ROHNERT PARK, Calif., Nov. 5, 2018 /PRNewswire/ — Student loan debt isn’t just pushing borrowers into economic and emotional despair; it is driving some out of the country. At least a small number of former college students with student loan debt are leaving the U.S. after running into trouble with repayment. Though there is certainly no wave of emigration sweeping the nation, according to a recent MSNBC article, there are at least some individuals who have chosen to leave their home country rather than continue to flounder with student loan debt. Ameritech Financial, a document preparation company, notes other options for those struggling with student loan debt, expertly guiding borrowers through the sometimes challenging processes of applying for and maintaining enrollment in federal programs, such as income-driven repayment plans (IDRs).
“Though we understand the stress that borrowers feel once they leave college, we don’t advise people to leave the country and their debts behind,” said Tom Knickerbocker, executive vice president of Ameritech Financial. “For many, IDRs, which are determined based on income and family size, can possibly lower monthly payments to something manageable. We help clients gain back their financial freedom so that they don’t have to feel forced to do something extreme, like leaving the U.S.”
The article outlined the lives of several borrowers who are now living abroad due to student loan debt. Chad Haag departed his home country for India after being unable to keep up with the $20,000 in student loan debt he left college with. Elephants pad along near his concrete home in Uchakkada — and he is 9,000 miles from his debt, which has gone into default. Chad Albright lived with his parents and delivered pizzas and watched his credit scores and his prospects tank. He angrily left behind the U.S. and $30,000 in debt, moving to China first, then Ukraine, teaching English and getting married. Another borrower, Katrina Williams, jilted Alabama and collection agencies, flying away from her now $100,000 in debt to teach English in Japan.
Overall student debt in the U.S. skyrocketed over the last decade and is projected to grow to over $2 trillion by 2022. Average debt at graduation, adjusted for inflation, is nearly double what it was in the 1990s, while inflation-adjusted wages have remained flat. One of every two student loan borrowers haven’t paid down any of their principal five years into repayment, and default rates are expected to hit 40 percent, according to the Brookings Institution. Despite these grim numbers, moving to another country to escape student debt is risky. Experts note that returning to the U.S. will become increasingly difficult due to compound interest, collection charges and late fees. These same experts agree that for those whose income makes repayment challenging, IDRs can be a much better option than walking away from family, friends and home.
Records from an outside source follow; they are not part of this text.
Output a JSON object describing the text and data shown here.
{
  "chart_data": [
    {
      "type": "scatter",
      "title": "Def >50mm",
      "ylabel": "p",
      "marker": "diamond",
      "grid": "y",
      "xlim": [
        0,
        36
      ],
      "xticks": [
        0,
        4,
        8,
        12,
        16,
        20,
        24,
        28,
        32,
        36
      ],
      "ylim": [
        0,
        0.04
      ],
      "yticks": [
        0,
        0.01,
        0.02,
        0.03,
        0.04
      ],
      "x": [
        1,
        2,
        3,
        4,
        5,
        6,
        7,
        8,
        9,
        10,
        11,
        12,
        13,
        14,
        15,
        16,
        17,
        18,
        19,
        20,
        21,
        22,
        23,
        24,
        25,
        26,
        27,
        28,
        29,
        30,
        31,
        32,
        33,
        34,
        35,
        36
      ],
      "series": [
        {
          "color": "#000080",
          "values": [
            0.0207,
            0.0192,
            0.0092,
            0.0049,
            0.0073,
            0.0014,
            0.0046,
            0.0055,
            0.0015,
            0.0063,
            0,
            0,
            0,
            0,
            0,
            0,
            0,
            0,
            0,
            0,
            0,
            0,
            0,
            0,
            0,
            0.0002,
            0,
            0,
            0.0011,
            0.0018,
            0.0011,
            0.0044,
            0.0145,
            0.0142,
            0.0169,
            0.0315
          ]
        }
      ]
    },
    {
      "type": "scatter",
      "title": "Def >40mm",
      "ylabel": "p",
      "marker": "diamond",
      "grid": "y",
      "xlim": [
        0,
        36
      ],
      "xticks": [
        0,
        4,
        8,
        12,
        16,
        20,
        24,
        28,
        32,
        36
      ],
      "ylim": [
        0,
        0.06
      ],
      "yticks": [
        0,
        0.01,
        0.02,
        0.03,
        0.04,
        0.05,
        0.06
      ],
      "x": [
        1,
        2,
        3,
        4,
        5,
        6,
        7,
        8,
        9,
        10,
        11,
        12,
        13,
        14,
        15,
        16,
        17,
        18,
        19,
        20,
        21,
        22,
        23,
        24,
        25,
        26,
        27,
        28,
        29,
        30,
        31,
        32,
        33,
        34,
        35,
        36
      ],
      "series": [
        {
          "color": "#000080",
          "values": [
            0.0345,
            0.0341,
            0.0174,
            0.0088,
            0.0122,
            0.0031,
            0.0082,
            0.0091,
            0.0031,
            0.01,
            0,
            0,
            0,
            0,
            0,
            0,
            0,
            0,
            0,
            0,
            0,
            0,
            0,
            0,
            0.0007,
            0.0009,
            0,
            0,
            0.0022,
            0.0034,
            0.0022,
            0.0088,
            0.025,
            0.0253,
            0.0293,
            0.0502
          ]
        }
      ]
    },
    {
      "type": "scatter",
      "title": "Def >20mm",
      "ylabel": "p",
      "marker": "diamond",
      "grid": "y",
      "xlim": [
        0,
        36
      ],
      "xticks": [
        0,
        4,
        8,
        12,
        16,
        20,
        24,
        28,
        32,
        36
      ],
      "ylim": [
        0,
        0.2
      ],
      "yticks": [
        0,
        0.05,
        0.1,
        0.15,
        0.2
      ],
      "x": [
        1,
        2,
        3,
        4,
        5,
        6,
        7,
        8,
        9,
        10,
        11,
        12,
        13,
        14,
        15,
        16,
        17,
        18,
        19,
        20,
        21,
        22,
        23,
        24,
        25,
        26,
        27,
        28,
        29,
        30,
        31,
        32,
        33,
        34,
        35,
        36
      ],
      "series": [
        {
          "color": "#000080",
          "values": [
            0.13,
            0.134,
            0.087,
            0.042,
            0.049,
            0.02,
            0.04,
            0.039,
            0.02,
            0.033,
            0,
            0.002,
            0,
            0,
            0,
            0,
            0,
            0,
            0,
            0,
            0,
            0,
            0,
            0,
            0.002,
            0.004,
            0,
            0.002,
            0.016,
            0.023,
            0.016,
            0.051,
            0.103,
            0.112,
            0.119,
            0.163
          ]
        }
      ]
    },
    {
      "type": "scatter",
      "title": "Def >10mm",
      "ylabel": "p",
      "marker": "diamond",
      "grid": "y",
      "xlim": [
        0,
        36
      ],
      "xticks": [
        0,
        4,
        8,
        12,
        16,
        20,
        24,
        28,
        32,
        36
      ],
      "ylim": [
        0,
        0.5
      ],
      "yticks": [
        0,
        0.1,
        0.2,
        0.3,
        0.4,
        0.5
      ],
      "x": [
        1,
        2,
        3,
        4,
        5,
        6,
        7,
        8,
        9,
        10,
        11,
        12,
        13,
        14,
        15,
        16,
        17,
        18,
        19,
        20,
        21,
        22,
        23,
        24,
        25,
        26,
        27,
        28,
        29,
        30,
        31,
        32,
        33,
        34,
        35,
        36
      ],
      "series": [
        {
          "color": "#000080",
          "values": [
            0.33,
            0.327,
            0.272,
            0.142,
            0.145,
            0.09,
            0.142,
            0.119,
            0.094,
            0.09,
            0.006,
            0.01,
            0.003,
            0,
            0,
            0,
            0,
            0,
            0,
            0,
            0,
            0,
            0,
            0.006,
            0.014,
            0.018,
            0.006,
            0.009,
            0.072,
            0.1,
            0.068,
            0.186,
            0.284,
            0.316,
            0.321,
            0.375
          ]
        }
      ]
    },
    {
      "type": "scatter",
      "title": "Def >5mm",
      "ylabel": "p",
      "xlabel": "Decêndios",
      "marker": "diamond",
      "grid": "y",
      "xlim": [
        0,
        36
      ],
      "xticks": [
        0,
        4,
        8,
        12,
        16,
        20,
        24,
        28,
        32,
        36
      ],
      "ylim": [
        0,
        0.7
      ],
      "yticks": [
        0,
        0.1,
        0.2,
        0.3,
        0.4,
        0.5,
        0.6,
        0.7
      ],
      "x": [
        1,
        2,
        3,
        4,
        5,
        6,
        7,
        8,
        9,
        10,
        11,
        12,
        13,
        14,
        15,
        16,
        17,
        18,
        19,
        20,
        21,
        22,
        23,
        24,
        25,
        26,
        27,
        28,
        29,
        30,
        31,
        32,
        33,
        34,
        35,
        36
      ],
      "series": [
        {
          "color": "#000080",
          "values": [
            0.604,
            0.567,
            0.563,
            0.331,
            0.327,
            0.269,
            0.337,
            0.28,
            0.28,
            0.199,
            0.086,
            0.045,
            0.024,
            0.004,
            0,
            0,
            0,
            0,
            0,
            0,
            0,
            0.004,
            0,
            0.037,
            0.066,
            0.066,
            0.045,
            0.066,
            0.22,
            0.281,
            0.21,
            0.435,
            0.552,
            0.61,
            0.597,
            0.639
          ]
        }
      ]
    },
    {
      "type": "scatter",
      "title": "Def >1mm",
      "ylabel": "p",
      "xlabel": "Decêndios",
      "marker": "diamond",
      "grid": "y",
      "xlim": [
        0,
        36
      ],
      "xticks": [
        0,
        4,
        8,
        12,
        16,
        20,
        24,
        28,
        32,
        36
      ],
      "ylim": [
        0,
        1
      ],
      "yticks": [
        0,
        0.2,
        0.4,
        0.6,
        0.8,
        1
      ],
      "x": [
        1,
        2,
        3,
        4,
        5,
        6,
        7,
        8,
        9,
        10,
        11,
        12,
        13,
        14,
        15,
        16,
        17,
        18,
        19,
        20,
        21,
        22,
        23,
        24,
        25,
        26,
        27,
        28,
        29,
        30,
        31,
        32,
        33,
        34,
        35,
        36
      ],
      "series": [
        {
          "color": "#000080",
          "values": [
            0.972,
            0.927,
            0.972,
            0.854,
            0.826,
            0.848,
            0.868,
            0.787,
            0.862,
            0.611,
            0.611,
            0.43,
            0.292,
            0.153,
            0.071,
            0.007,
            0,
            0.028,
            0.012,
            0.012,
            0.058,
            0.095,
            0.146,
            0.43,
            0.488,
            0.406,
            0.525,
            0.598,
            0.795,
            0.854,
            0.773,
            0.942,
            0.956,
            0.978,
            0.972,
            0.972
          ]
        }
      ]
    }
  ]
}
“These types of stories are excellent opportunities to remind student loan borrowers about their options — particularly IDRs,” said Knickerbocker. “Many people get discouraged interacting with their loan servicer, but we can help you navigate the process and paperwork, and even help you recertify year after year, perhaps ending in forgiveness after 20 or 25 years.”
Ameritech Financial is a private company located in Rohnert Park, California. Ameritech Financial has already helped thousands of consumers with financial analysis and student loan document preparation to apply for federal student loan repayment programs offered through the Department of Education.